ABD ziyaretinin ardından yazılı açıklama yapan Birleşmiş Milletler (BM) Azınlık İşleri Özel Raportörü Fernand de Varennes, ABD'de son zamanlarda siyahilere yönelik polis şiddeti ve Latin kökenli vatandaşlara yönelik artan ayrımcılığa ilişkin değerlendirmelerde bulundu.
De Varennes, ABD'deki azınlık hukukunun son 60 yıldır yapılan değişikliklerle güncellenmeye çalışıldığını hatırlatarak "ABD, söz konusu insan hakları ve azınlıklar olduğunda çelişkilerle dolu bir devlettir." açıklamasını yaptı.

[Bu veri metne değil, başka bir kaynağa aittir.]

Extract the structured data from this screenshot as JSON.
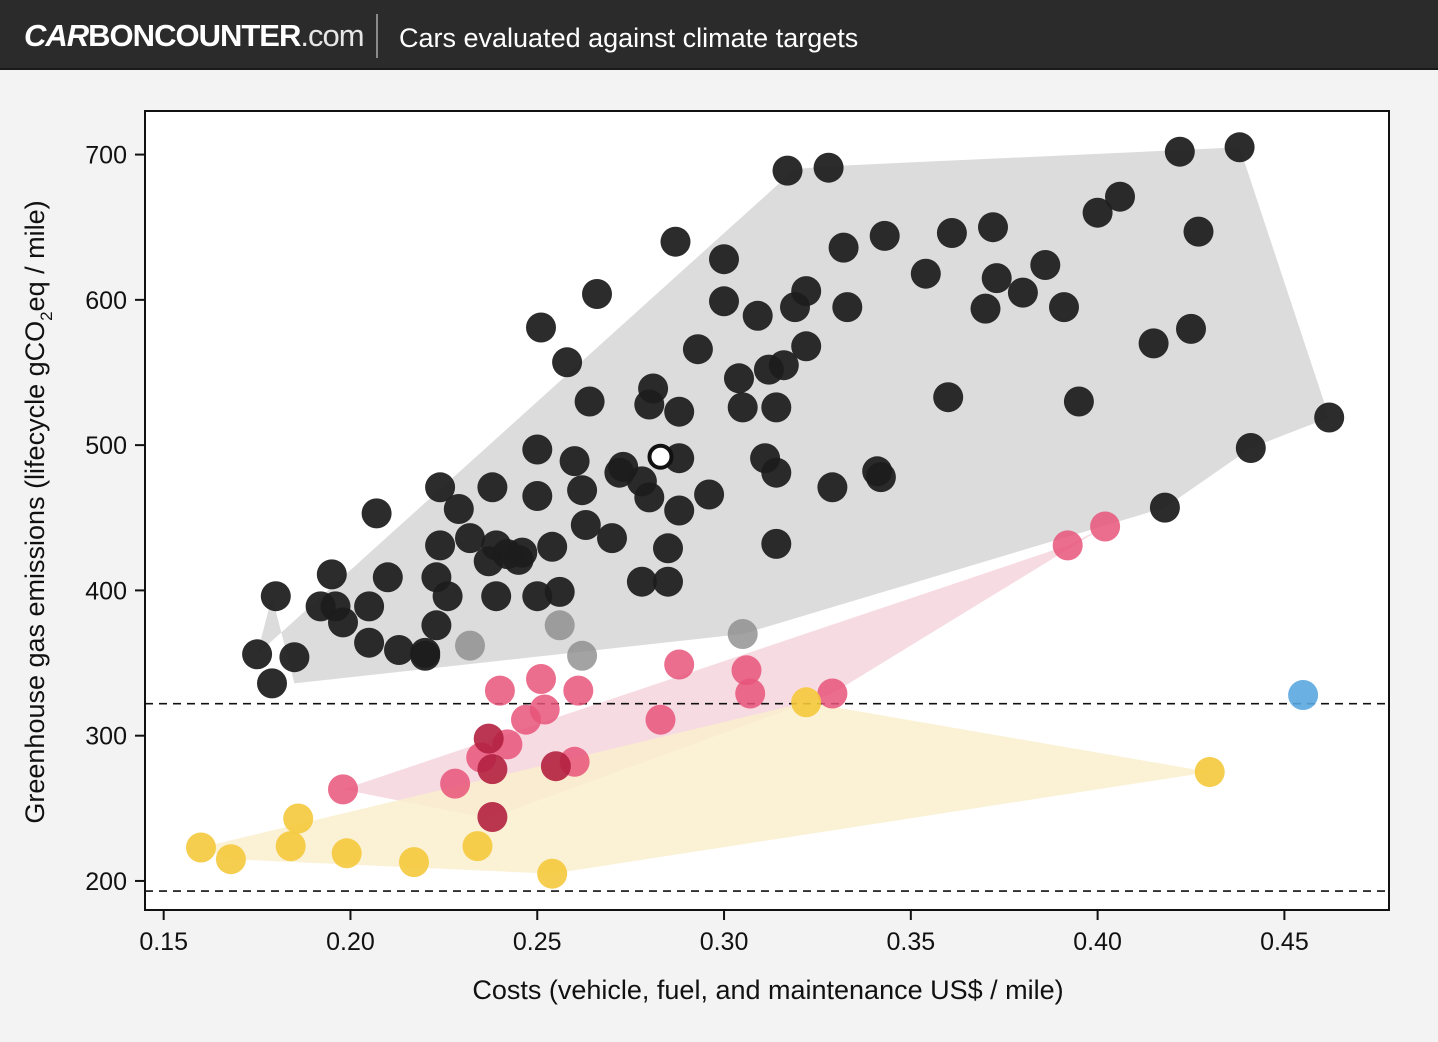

"Yasal eksiklikler azınlıklara yönelik nefret suçlarının artışına imkan tanıyor"
Özellikle son yıllarda sosyal medya ortamında yayılan nefret söylemlerinin ülkedeki insan hakları alanındaki eksiklikleri ortaya koyduğunu kaydeden De Varennes açıklamalarına şöyle devam etti:
"İnsan haklarının korunmasına dair yasal eksiklikler, başta azınlıklar olmak üzere milyonlarca Amerikalının eşitsizlik, ayrımcılık ve tecrit gibi muamelelere tabi tutulmasına ve bu azınlıklara yönelik nefret suçlarının artışına imkan tanımaktadır."

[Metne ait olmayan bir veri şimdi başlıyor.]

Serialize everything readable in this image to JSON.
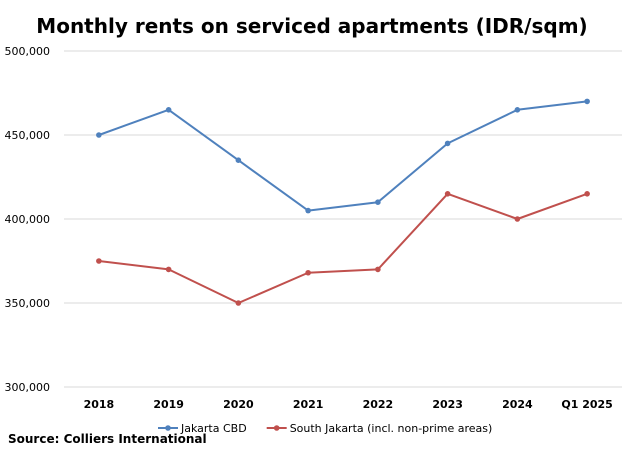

"Siyahiler ülkede en çok dışlanan azınlık"
De Varennes, son yıllarda polis şiddeti sonucu hayatını kaybeden George Floyd ve Breonna Taylor ile ırkçı saldırı sonucu öldürülen Ahmed Arbery'ye atıf yaparak şunları söyledi:
"Siyahiler ülkede en çok dışlanan azınlık olmakla birlikte nefret suçları ve söylemlerinin hedefi olmaya en müsait insanlardır."

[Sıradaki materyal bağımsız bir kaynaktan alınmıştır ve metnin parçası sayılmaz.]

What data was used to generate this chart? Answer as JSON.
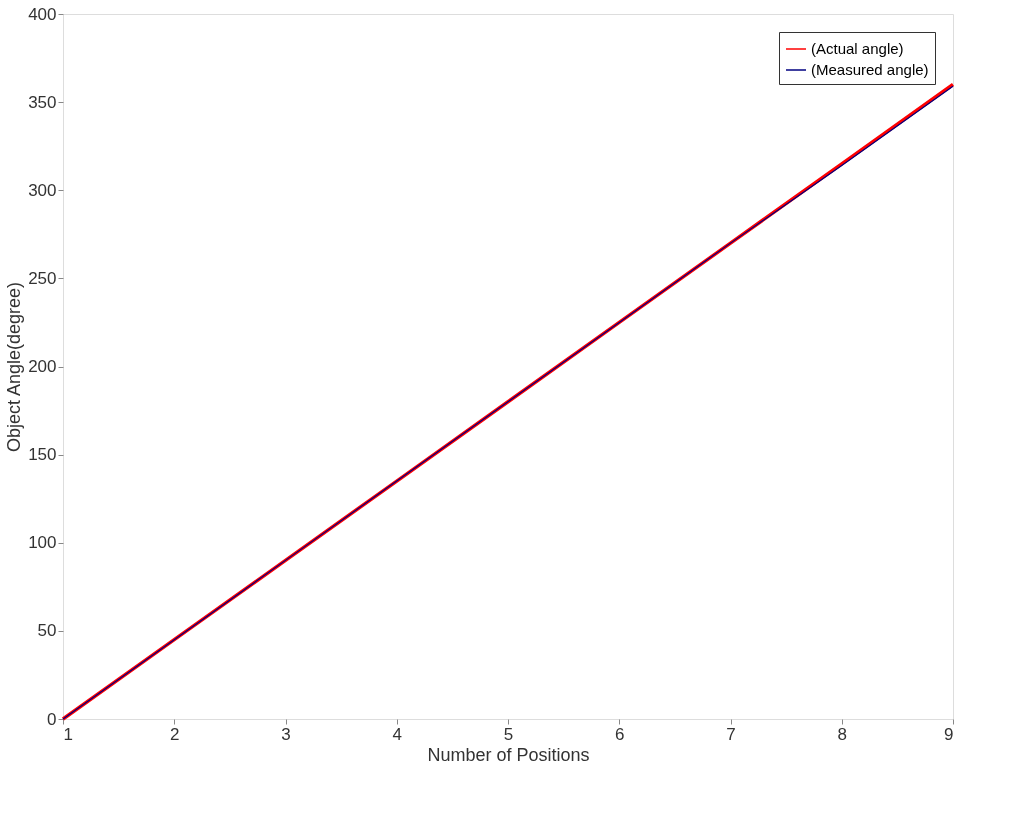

ABD'de azınlıkların korunması ve eşit muamele görmesi için azınlık kanunlarının ciddi bir reformdan geçirilmesi gerektiğini savunan De Varennes, "Yeni bir Amerika'nın inşası, bütün Amerikalıları kapsayan yeni bir sözleşme gerektirmektedir. Bu sözleşme en çok, şimdiye kadar ayrımcılığa tabi tutulan yerli halk, Afro-Amerikan, Latin ve diğer azınlıklar için lazımdır." değerlendirmesini yaptı.